Friedman was wrong in his conception of market mechanisms, not because they aren't self-regulating - to a very large extent, they are - but rather because they are not perfectly elastic, even when perfect information is available. The reason is, per Judge Posner's point, that the self-interest of the individuals actually doing the work is not perfectly aligned with the interest of the organizations they serve. In the years leading up to 2008, somebody somewhere on Wall Street must have realized that credit default swaps were riskier than the conventional wisdom was allowing. (This fact was obvious to me at the time, and I'm an outsider.) I am thus confident that some of these guys did know they were trading dookie. One of them might have said to himself, I should get my bank out of these grossly underappreciated risks, and 5 years from now I'll be a hero when we are solvent and everybody else is in the tank. In an elastic (and ethical) market, this would have happened, but the peculiar phenotypical quirks of the Wall Street man overrode any such tendencies, and the self-regulation didn't occur.

Inherent in the concept of fiduciary responsibility is the premise that, after all, this is the money we're talking about, and there are people in the world willing to go to extreme lengths and even break the law to acquire it. Banks are supposed to be careful. There is something structurally wrong with the financial sector, but I personally think a few public hangings would go a very long way toward correcting the problem.

Thomas Rekdal

Judge Posner's comments, in this blog and in his most recent books, have been quite helpful (at least to me) in understanding the causes that have fed into the financial crisis. His latest argument--that capitalism is not, in fact, self-correcting, and that without effective regulation we are doomed--seems less persuasive to me. Surely one of the great lessons of the financial crisis is that central bankers are no more likely to anticipate threats to the finacial system than command economies are likely to match up supply and demand. The economy is just too damned complicated.
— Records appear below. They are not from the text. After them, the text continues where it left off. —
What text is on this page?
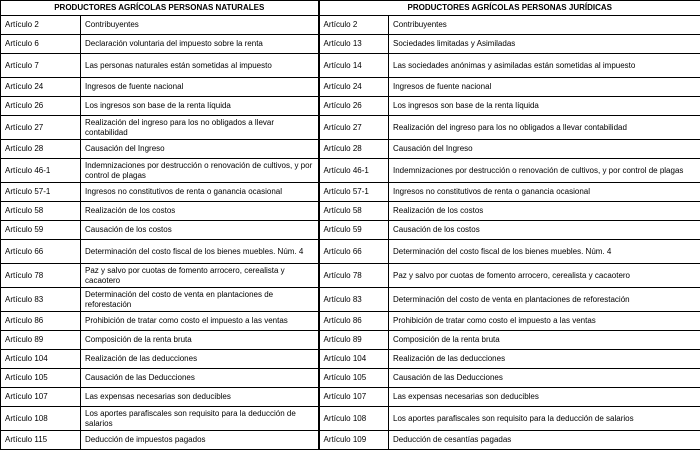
PRODUCTORES AGRÍCOLAS PERSONAS NATURALES		PRODUCTORES AGRÍCOLAS PERSONAS JURÍDICAS	
Artículo 2	Contribuyentes	Artículo 2	Contribuyentes
Artículo 6	Declaración voluntaria del impuesto sobre la renta	Artículo 13	Sociedades limitadas y Asimiladas
Artículo 7	Las personas naturales están sometidas al impuesto	Artículo 14	Las sociedades anónimas y asimiladas están sometidas al impuesto
Artículo 24	Ingresos de fuente nacional	Artículo 24	Ingresos de fuente nacional
Artículo 26	Los ingresos son base de la renta líquida	Artículo 26	Los ingresos son base de la renta líquida
Artículo 27	Realización del ingreso para los no obligados a llevar contabilidad	Artículo 27	Realización del ingreso para los no obligados a llevar contabilidad
Artículo 28	Causación del Ingreso	Artículo 28	Causación del Ingreso
Artículo 46-1	Indemnizaciones por destrucción o renovación de cultivos, y por control de plagas	Artículo 46-1	Indemnizaciones por destrucción o renovación de cultivos, y por control de plagas
Artículo 57-1	Ingresos no constitutivos de renta o ganancia ocasional	Artículo 57-1	Ingresos no constitutivos de renta o ganancia ocasional
Artículo 58	Realización de los costos	Artículo 58	Realización de los costos
Artículo 59	Causación de los costos	Artículo 59	Causación de los costos
Artículo 66	Determinación del costo fiscal de los bienes muebles. Núm. 4	Artículo 66	Determinación del costo fiscal de los bienes muebles. Núm. 4
Artículo 78	Paz y salvo por cuotas de fomento arrocero, cerealista y cacaotero	Artículo 78	Paz y salvo por cuotas de fomento arrocero, cerealista y cacaotero
Artículo 83	Determinación del costo de venta en plantaciones de reforestación	Artículo 83	Determinación del costo de venta en plantaciones de reforestación
Artículo 86	Prohibición de tratar como costo el impuesto a las ventas	Artículo 86	Prohibición de tratar como costo el impuesto a las ventas
Artículo 89	Composición de la renta bruta	Artículo 89	Composición de la renta bruta
Artículo 104	Realización de las deducciones	Artículo 104	Realización de las deducciones
Artículo 105	Causación de las Deducciones	Artículo 105	Causación de las Deducciones
Artículo 107	Las expensas necesarias son deducibles	Artículo 107	Las expensas necesarias son deducibles
Artículo 108	Los aportes parafiscales son requisito para la deducción de salarios	Artículo 108	Los aportes parafiscales son requisito para la deducción de salarios
Artículo 115	Deducción de impuestos pagados	Artículo 109	Deducción de cesantías pagadas
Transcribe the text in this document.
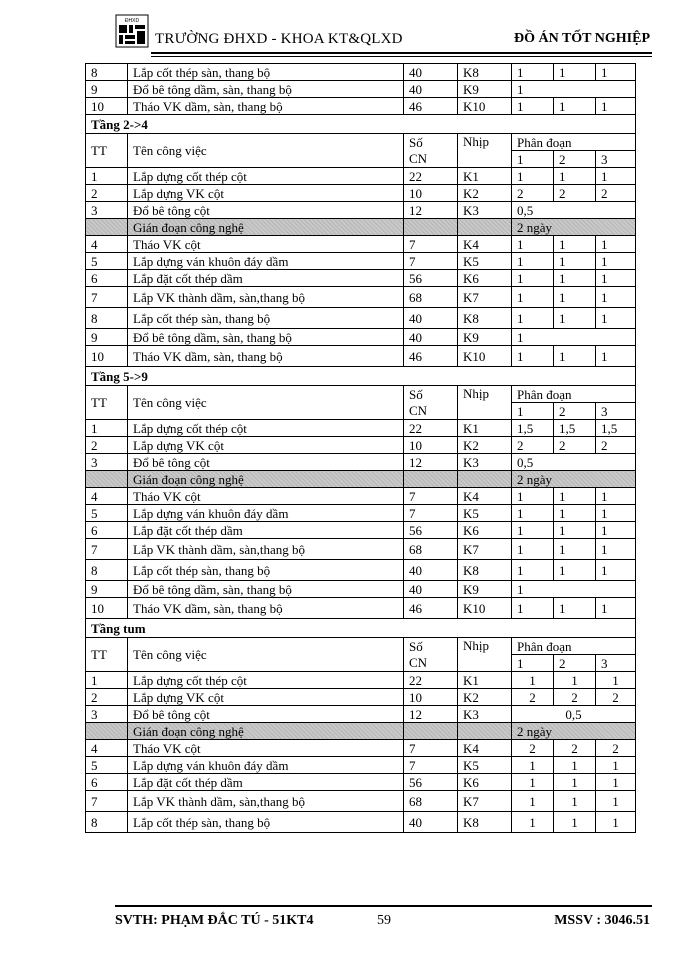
ĐHXD
TRƯỜNG ĐHXD - KHOA KT&QLXD	ĐỒ ÁN TỐT NGHIỆP
8	Lắp cốt thép sàn, thang bộ	40	K8	1	1	1
9	Đổ bê tông dầm, sàn, thang bộ	40	K9	1		
10	Tháo VK dầm, sàn, thang bộ	46	K10	1	1	1
Tầng 2->4						
TT	Tên công việc	Số	Nhịp	Phân đoạn		
		CN		1	2	3
1	Lắp dựng cốt thép cột	22	K1	1	1	1
2	Lắp dựng VK cột	10	K2	2	2	2
3	Đổ bê tông cột	12	K3	0,5		
	Gián đoạn công nghệ			2 ngày		
4	Tháo VK cột	7	K4	1	1	1
5	Lắp dựng ván khuôn đáy dầm	7	K5	1	1	1
6	Lắp đặt cốt thép dầm	56	K6	1	1	1
7	Lắp VK thành dầm, sàn,thang bộ	68	K7	1	1	1
8	Lắp cốt thép sàn, thang bộ	40	K8	1	1	1
9	Đổ bê tông dầm, sàn, thang bộ	40	K9	1		
10	Tháo VK dầm, sàn, thang bộ	46	K10	1	1	1
Tầng 5->9						
TT	Tên công việc	Số	Nhịp	Phân đoạn		
		CN		1	2	3
1	Lắp dựng cốt thép cột	22	K1	1,5	1,5	1,5
2	Lắp dựng VK cột	10	K2	2	2	2
3	Đổ bê tông cột	12	K3	0,5		
	Gián đoạn công nghệ			2 ngày		
4	Tháo VK cột	7	K4	1	1	1
5	Lắp dựng ván khuôn đáy dầm	7	K5	1	1	1
6	Lắp đặt cốt thép dầm	56	K6	1	1	1
7	Lắp VK thành dầm, sàn,thang bộ	68	K7	1	1	1
8	Lắp cốt thép sàn, thang bộ	40	K8	1	1	1
9	Đổ bê tông dầm, sàn, thang bộ	40	K9	1		
10	Tháo VK dầm, sàn, thang bộ	46	K10	1	1	1
Tầng tum						
TT	Tên công việc	Số	Nhịp	Phân đoạn		
		CN		1	2	3
1	Lắp dựng cốt thép cột	22	K1	1	1	1
2	Lắp dựng VK cột	10	K2	2	2	2
3	Đổ bê tông cột	12	K3	0,5		
	Gián đoạn công nghệ			2 ngày		
4	Tháo VK cột	7	K4	2	2	2
5	Lắp dựng ván khuôn đáy dầm	7	K5	1	1	1
6	Lắp đặt cốt thép dầm	56	K6	1	1	1
7	Lắp VK thành dầm, sàn,thang bộ	68	K7	1	1	1
8	Lắp cốt thép sàn, thang bộ	40	K8	1	1	1
SVTH: PHẠM ĐẮC TÚ - 51KT4	59	MSSV : 3046.51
I am not sure how we allow failures to occur without touching off massive ruin, but it seems to me that economists like Roubini who are moving in this direction are on a better track. We need somehow to allow the losses to take place and to focus the pain of
them primarily upon those who made them possible.


Business Ethics? Is there a special class or category of Ethics that applies only to "Business" men and the "Business" world? I always thought that Ethics were a Universal that apply to any environment or situation and much like Aristotle, a science of most practical value. Such that, it is the study and analysis of the issues and relationships of Good and Evil, Right and Wrong, Virtue and Vice and their practical applications in regards to human action in any situation. Whether it is "Business" or anything else.

But since we're all backsliders in one way or another, such is the need for Law and Regulations - hopefully with teeth...


Illegal immigrants aren't hiring themselves. That is one that you forgot. Greed is really at the root of our problems.

Christopher Graves

I agree with Judge Posner on the social as well as economic benefits of an aristocracy to offset the callous and often anti-social tendencies of business. Aristocrats have a vested interest in maintaining the social mores of a civilization as well as its folkways that provide and sustain their own influence. Businessmen have a much less obvious and direct connection to the cultural foundations of a society. Of course, they too are dependent on these structures, but it might not be as obvious to businessmen in the moment.

When aristocracies wielded more power and influence, many successful businessmen desired to join their class as best they could, so they followed the lead of the aristocrats in taste, morals, and a sense of noblesse oblige to gain entry into the upper class. This made for a more civilized version of free markets such as we saw in England and the American South.

David Glenn

The richer becomes richer and the poorer rarely gets the chance to climb up.

And yes I agree with Terry Bennet, we need consequences for the violations.